After more than 50 court appearances in front of 32 judges and six petitions, Cheng-Fu Bea and his wife Huei-Chi Yang Bea have lost.
The court ruled their strata council had the right to seize their unit and sell it to recoup legal costs - but the couple seems determined to fight the appeal and take the case all the way to the Supreme Court of Canada.
"You wait and see what happens if they sold my unit. I will claim for the damages," Mr. Bea said.
Beas lost all appeals
The dispute began in 2006 when the strata council at 2378 Rindall Ave declared the parking in the building common property and assigned specific parking spots to each unit.
Last year a judge ordered Cheng-Fu Bea and his wife, Huei-Chi Yang Bea, to vacate their condo so that the strata council could sell it to recover more than $170,000 in legal costs.
The Beas refused to accept their strata's decision and launched a petition in B.C. Supreme Court, which ruled the strata was well within its jurisdiction to implement the new parking regime.
Instead of appealing the decision, the couple launched a series of new petitions, all of which failed because the argument had already been heard.

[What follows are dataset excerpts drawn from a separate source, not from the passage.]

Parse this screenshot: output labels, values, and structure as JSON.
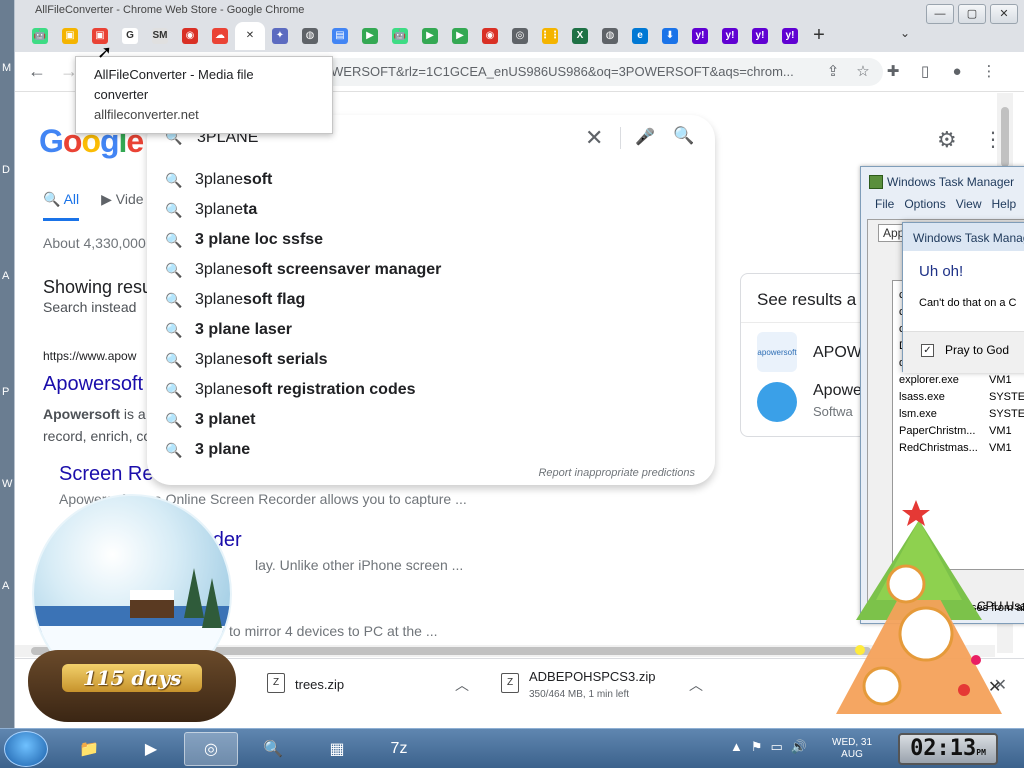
{
  "window": {
    "title": "AllFileConverter - Chrome Web Store - Google Chrome",
    "min": "—",
    "max": "▢",
    "close": "✕"
  },
  "tabs": [
    {
      "icon": "android-icon",
      "glyph": "🤖",
      "color": "#3ddc84"
    },
    {
      "icon": "folder-icon",
      "glyph": "▣",
      "color": "#f4b400"
    },
    {
      "icon": "allfileconverter-icon",
      "glyph": "▣",
      "color": "#e94235"
    },
    {
      "icon": "google-icon",
      "glyph": "G",
      "color": "#ffffff"
    },
    {
      "icon": "sm-icon",
      "glyph": "SM",
      "color": "#e0e0e0"
    },
    {
      "icon": "record-icon",
      "glyph": "◉",
      "color": "#d93025"
    },
    {
      "icon": "cloud-icon",
      "glyph": "☁",
      "color": "#ea4335"
    },
    {
      "icon": "close-tab-icon",
      "glyph": "✕",
      "color": "#ffffff"
    },
    {
      "icon": "app-icon",
      "glyph": "✦",
      "color": "#5c6bc0"
    },
    {
      "icon": "globe-icon",
      "glyph": "◍",
      "color": "#5f6368"
    },
    {
      "icon": "layout-icon",
      "glyph": "▤",
      "color": "#4285f4"
    },
    {
      "icon": "play-store-icon",
      "glyph": "▶",
      "color": "#34a853"
    },
    {
      "icon": "android-icon",
      "glyph": "🤖",
      "color": "#3ddc84"
    },
    {
      "icon": "play-store-icon",
      "glyph": "▶",
      "color": "#34a853"
    },
    {
      "icon": "play-store-icon",
      "glyph": "▶",
      "color": "#34a853"
    },
    {
      "icon": "record-icon",
      "glyph": "◉",
      "color": "#d93025"
    },
    {
      "icon": "chrome-icon",
      "glyph": "◎",
      "color": "#5f6368"
    },
    {
      "icon": "grid-icon",
      "glyph": "⋮⋮",
      "color": "#f4b400"
    },
    {
      "icon": "excel-icon",
      "glyph": "X",
      "color": "#1e7145"
    },
    {
      "icon": "globe-icon",
      "glyph": "◍",
      "color": "#5f6368"
    },
    {
      "icon": "edge-icon",
      "glyph": "e",
      "color": "#0078d4"
    },
    {
      "icon": "download-icon",
      "glyph": "⬇",
      "color": "#1a73e8"
    },
    {
      "icon": "yahoo-icon",
      "glyph": "y!",
      "color": "#6001d2"
    },
    {
      "icon": "yahoo-icon",
      "glyph": "y!",
      "color": "#6001d2"
    },
    {
      "icon": "yahoo-icon",
      "glyph": "y!",
      "color": "#6001d2"
    },
    {
      "icon": "yahoo-icon",
      "glyph": "y!",
      "color": "#6001d2"
    }
  ],
  "toolbar": {
    "back": "←",
    "forward": "→",
    "url": "WERSOFT&rlz=1C1GCEA_enUS986US986&oq=3POWERSOFT&aqs=chrom...",
    "share": "⇪",
    "star": "☆",
    "extensions": "✚",
    "sidepanel": "▯",
    "profile": "●",
    "menu": "⋮",
    "newtab": "+",
    "tabsearch": "⌄"
  },
  "tooltip": {
    "title_line1": "AllFileConverter - Media file",
    "title_line2": "converter",
    "domain": "allfileconverter.net"
  },
  "search": {
    "logo": [
      "G",
      "o",
      "o",
      "g",
      "l",
      "e"
    ],
    "query": "3PLANE",
    "lead_icon": "🔍",
    "clear": "✕",
    "mic": "🎤",
    "go": "🔍",
    "suggestions": [
      {
        "pre": "3plane",
        "bold": "soft"
      },
      {
        "pre": "3plane",
        "bold": "ta"
      },
      {
        "pre": "",
        "bold": "3 plane loc ssfse"
      },
      {
        "pre": "3plane",
        "bold": "soft screensaver manager"
      },
      {
        "pre": "3plane",
        "bold": "soft flag"
      },
      {
        "pre": "",
        "bold": "3 plane laser"
      },
      {
        "pre": "3plane",
        "bold": "soft serials"
      },
      {
        "pre": "3plane",
        "bold": "soft registration codes"
      },
      {
        "pre": "",
        "bold": "3 planet"
      },
      {
        "pre": "",
        "bold": "3 plane"
      }
    ],
    "report": "Report inappropriate predictions"
  },
  "serp": {
    "tab_all": "All",
    "tab_videos": "Vide",
    "about": "About 4,330,000",
    "showing": "Showing resu",
    "instead": "Search instead",
    "result_url": "https://www.apow",
    "result_title": "Apowersoft",
    "snippet_bold": "Apowersoft",
    "snippet_rest": " is a",
    "snippet_line2": "record, enrich, co",
    "sub1_title": "Screen Re",
    "sub1_snip": "Apowersoft Free Online Screen Recorder allows you to capture ...",
    "sub2_title": "order",
    "sub2_snip": "lay. Unlike other iPhone screen ...",
    "sub3_snip": "to mirror 4 devices to PC at the ..."
  },
  "knowledge": {
    "title": "See results a",
    "item1_logo": "apowersoft",
    "item1_name": "APOW",
    "item2_name": "Apowe",
    "item2_sub": "Softwa"
  },
  "header_icons": {
    "settings": "⚙",
    "apps": "⋮"
  },
  "downloads": [
    {
      "name": "trees.zip",
      "meta": "",
      "icon": "Z"
    },
    {
      "name": "ADBEPOHSPCS3.zip",
      "meta": "350/464 MB, 1 min left",
      "icon": "Z"
    }
  ],
  "shelf": {
    "chevron": "︿",
    "close": "✕"
  },
  "taskmgr": {
    "title": "Windows Task Manager",
    "menu": [
      "File",
      "Options",
      "View",
      "Help"
    ],
    "tab": "Appl",
    "processes": [
      {
        "name": "chrome.exe",
        "user": "VM1"
      },
      {
        "name": "csrss.exe",
        "user": "SYSTEM"
      },
      {
        "name": "csrss.exe",
        "user": "SYSTEM"
      },
      {
        "name": "DriverUpdater...",
        "user": "VM1"
      },
      {
        "name": "dwm.exe",
        "user": "VM1"
      },
      {
        "name": "explorer.exe",
        "user": "VM1"
      },
      {
        "name": "lsass.exe",
        "user": "SYSTEM"
      },
      {
        "name": "lsm.exe",
        "user": "SYSTEM"
      },
      {
        "name": "PaperChristm...",
        "user": "VM1"
      },
      {
        "name": "RedChristmas...",
        "user": "VM1"
      }
    ],
    "footer": "processes from all",
    "cpu": "CPU Usag"
  },
  "dialog": {
    "title": "Windows Task Manag",
    "heading": "Uh oh!",
    "message": "Can't do that on a C",
    "checkbox_label": "Pray to God",
    "checked": "✓"
  },
  "globe": {
    "label": "115 days"
  },
  "taskbar": {
    "apps": [
      {
        "name": "explorer",
        "glyph": "📁"
      },
      {
        "name": "media-player",
        "glyph": "▶"
      },
      {
        "name": "chrome",
        "glyph": "◎"
      },
      {
        "name": "search-tool",
        "glyph": "🔍"
      },
      {
        "name": "task-manager",
        "glyph": "▦"
      },
      {
        "name": "7zip",
        "glyph": "7z"
      }
    ],
    "tray": [
      "▲",
      "⚑",
      "▭",
      "🔊"
    ],
    "date_line1": "WED, 31",
    "date_line2": "AUG",
    "time": "02:13",
    "ampm": "PM"
  }
}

The petitions were followed by various appeals that, according to the strata's lawyer, Phil Dougan, eventually involved 28 different judges in dozens of courts. The couple lost all the appeals.
Meanwhile the Beas continued to disobey the order restricting them to their assigned parking spot.
Contempt of court ruling
The strata, which had incurred more than $173,000 in legal costs defending itself from the Beas' court actions over six years, finally applied for a contempt of court ruling.
Last May the court ruled in the strata's favour, found the couple in contempt of court, and gave the Beas until June 15 to vacate the property so that the strata could sell it.
The couple appealed that decision, and on Thursday two of the three judges who heard the case in the B.C. Court of Appeal upheld the earlier decision.
In their decision, justices Nicole Garson and Anne Mackenzie wrote that, "The chamber judge had jurisdiction to make an order for seizure and sale of property, as such an order is analogous to the historical power to use sequestration as a remedy for contempt."
The third justice in the ruling, Justice Richard Goepel, disagreed.
"In his opinion the court’s inherent jurisdiction to sentence for contempt was limited by the provisions of the Supreme Court Civil Rules and the chambers judge did not have the jurisdiction to order the sale of the appellant’s property," said the ruling.
Strata has accepted offer of $170K
It's not yet clear whether the couple will attempt to appeal to have the case heard in the Supreme Court of Canada. The Beas are asking a lawyer to help take their case forward, if the court agrees to hear it.
"I would like to ask for the public opinion, maybe some pro bono lawyer make me a hand for this," Mr. Bea said, in broken English.
Meanwhile, the strata has a court order allowing them to see the unit and has accepted an offer for $170,000, which may cover most of their legal costs.
An appraisal is set for Wednesday afternoon and if the court agrees the price is fair, that sale could go through 30 days later.
"Is there a winner or a loser in this? No, there is definitely not. We are all losers, we lost a lot of money over the last few years," said one of the condo residents, Vigi Davyduke.